Pharaoh
- Reign: between 2130 and 2040 BCE
- Predecessor: Meryhathor
- Successor: Wahkare Khety
- Royal titulary

Praenomen
Neferkare nfr-k3-rˁ Beautiful is the ka of Ra
| < | N5 / F35 / D28 | > |
- Dynasty: 10th Dynasty

= Neferkare VIII =

Egyptian Pharaoh

Neferkare VIII was the second pharaoh of the 10th Dynasty of ancient Egypt (between 2130 and 2040 BCE, during the First Intermediate Period).

The praenomen "Neferkare" suggests he considered himself a legitimate successor of Pepi II Neferkare of the 6th Dynasty, much like the many namesake Memphite kings of the Eighth Dynasty.
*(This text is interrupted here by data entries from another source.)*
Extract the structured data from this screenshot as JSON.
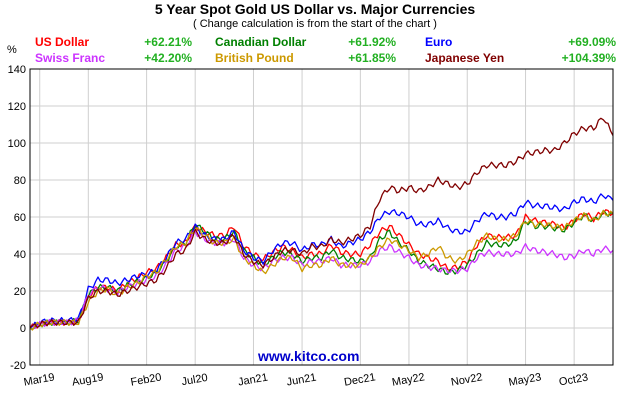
{
  "title": "5 Year Spot Gold US Dollar vs. Major Currencies",
  "subtitle": "( Change calculation is from the start of the chart )",
  "unit_label": "%",
  "watermark": "www.kitco.com",
  "legend": [
    {
      "name": "US Dollar",
      "pct": "+62.21%",
      "color": "#ff0000"
    },
    {
      "name": "Canadian Dollar",
      "pct": "+61.92%",
      "color": "#008000"
    },
    {
      "name": "Euro",
      "pct": "+69.09%",
      "color": "#0000ff"
    },
    {
      "name": "Swiss Franc",
      "pct": "+42.20%",
      "color": "#cc33ff"
    },
    {
      "name": "British Pound",
      "pct": "+61.85%",
      "color": "#cc9900"
    },
    {
      "name": "Japanese Yen",
      "pct": "+104.39%",
      "color": "#800000"
    }
  ],
  "chart_data": {
    "type": "line",
    "title": "5 Year Spot Gold US Dollar vs. Major Currencies",
    "subtitle": "( Change calculation is from the start of the chart )",
    "ylabel": "%",
    "ylim": [
      -20,
      140
    ],
    "yticks": [
      -20,
      0,
      20,
      40,
      60,
      80,
      100,
      120,
      140
    ],
    "xlim": [
      0,
      60
    ],
    "xtick_labels": [
      "Mar19",
      "Aug19",
      "Feb20",
      "Jul20",
      "Jan21",
      "Jun21",
      "Dec21",
      "May22",
      "Nov22",
      "May23",
      "Oct23"
    ],
    "xtick_positions": [
      1,
      6,
      12,
      17,
      23,
      28,
      34,
      39,
      45,
      51,
      56
    ],
    "grid": true,
    "x": [
      0,
      1,
      2,
      3,
      4,
      5,
      6,
      7,
      8,
      9,
      10,
      11,
      12,
      13,
      14,
      15,
      16,
      17,
      18,
      19,
      20,
      21,
      22,
      23,
      24,
      25,
      26,
      27,
      28,
      29,
      30,
      31,
      32,
      33,
      34,
      35,
      36,
      37,
      38,
      39,
      40,
      41,
      42,
      43,
      44,
      45,
      46,
      47,
      48,
      49,
      50,
      51,
      52,
      53,
      54,
      55,
      56,
      57,
      58,
      59,
      60
    ],
    "series": [
      {
        "name": "US Dollar",
        "color": "#ff0000",
        "values": [
          0,
          2,
          3,
          3,
          3,
          4,
          17,
          22,
          22,
          20,
          24,
          27,
          30,
          32,
          38,
          45,
          46,
          55,
          52,
          50,
          50,
          55,
          44,
          40,
          37,
          41,
          44,
          42,
          38,
          40,
          40,
          45,
          41,
          40,
          40,
          45,
          52,
          55,
          50,
          45,
          40,
          38,
          36,
          32,
          33,
          36,
          45,
          50,
          49,
          49,
          50,
          60,
          58,
          57,
          56,
          54,
          58,
          62,
          59,
          63,
          62
        ]
      },
      {
        "name": "Canadian Dollar",
        "color": "#008000",
        "values": [
          0,
          2,
          3,
          3,
          3,
          4,
          18,
          22,
          22,
          20,
          23,
          25,
          27,
          30,
          36,
          44,
          46,
          56,
          52,
          48,
          48,
          52,
          42,
          38,
          34,
          38,
          41,
          40,
          36,
          38,
          38,
          42,
          38,
          37,
          36,
          38,
          48,
          52,
          46,
          42,
          36,
          34,
          32,
          30,
          31,
          34,
          40,
          46,
          45,
          45,
          47,
          58,
          55,
          55,
          54,
          53,
          57,
          61,
          58,
          62,
          62
        ]
      },
      {
        "name": "Euro",
        "color": "#0000ff",
        "values": [
          0,
          3,
          4,
          4,
          4,
          5,
          21,
          26,
          26,
          24,
          26,
          28,
          29,
          31,
          38,
          46,
          48,
          55,
          50,
          48,
          48,
          52,
          42,
          38,
          36,
          42,
          46,
          46,
          42,
          45,
          45,
          48,
          44,
          46,
          48,
          52,
          60,
          63,
          62,
          60,
          56,
          56,
          58,
          54,
          52,
          52,
          58,
          62,
          60,
          60,
          62,
          68,
          66,
          66,
          65,
          64,
          68,
          70,
          68,
          72,
          69
        ]
      },
      {
        "name": "Swiss Franc",
        "color": "#cc33ff",
        "values": [
          0,
          2,
          3,
          3,
          3,
          4,
          18,
          22,
          21,
          19,
          22,
          24,
          26,
          28,
          34,
          42,
          44,
          52,
          48,
          46,
          46,
          48,
          38,
          34,
          32,
          36,
          38,
          38,
          34,
          36,
          36,
          38,
          34,
          34,
          34,
          36,
          42,
          44,
          41,
          38,
          34,
          33,
          32,
          31,
          31,
          32,
          38,
          41,
          40,
          40,
          40,
          44,
          42,
          41,
          40,
          38,
          39,
          42,
          40,
          43,
          42
        ]
      },
      {
        "name": "British Pound",
        "color": "#cc9900",
        "values": [
          0,
          2,
          3,
          3,
          3,
          3,
          14,
          20,
          21,
          18,
          22,
          24,
          28,
          30,
          37,
          44,
          46,
          54,
          50,
          46,
          46,
          48,
          38,
          34,
          30,
          34,
          38,
          38,
          32,
          34,
          34,
          38,
          34,
          34,
          34,
          38,
          44,
          48,
          45,
          42,
          38,
          40,
          44,
          38,
          36,
          40,
          46,
          50,
          48,
          48,
          50,
          58,
          56,
          56,
          55,
          54,
          58,
          61,
          58,
          62,
          62
        ]
      },
      {
        "name": "Japanese Yen",
        "color": "#800000",
        "values": [
          0,
          2,
          3,
          3,
          3,
          3,
          16,
          20,
          20,
          18,
          20,
          22,
          24,
          26,
          32,
          40,
          42,
          52,
          48,
          46,
          46,
          50,
          40,
          36,
          34,
          38,
          42,
          42,
          40,
          44,
          44,
          48,
          46,
          48,
          50,
          55,
          70,
          76,
          74,
          76,
          74,
          76,
          80,
          78,
          76,
          78,
          84,
          88,
          88,
          88,
          90,
          94,
          95,
          96,
          96,
          100,
          105,
          108,
          108,
          114,
          104
        ]
      }
    ]
  }
}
He likely was the eighth king to bear this name – hence the "VIII" – although many of his predecessors are sometimes called by a combination of their praenomen and nomen (for example, Neferkare Tereru, or Neferkare Khendu).

He is definitely attested only on the Turin King List, since he is not known by any archaeological find. It is highly unlikely that Neferkare VIII and the enigmatic king Ka-nefer-re mentioned in the tomb of the nomarch Ankhtifi are the same person, and it is somewhat more likely that Kaneferre should rather be identified with Neferkare VII of the previous 9th Dynasty.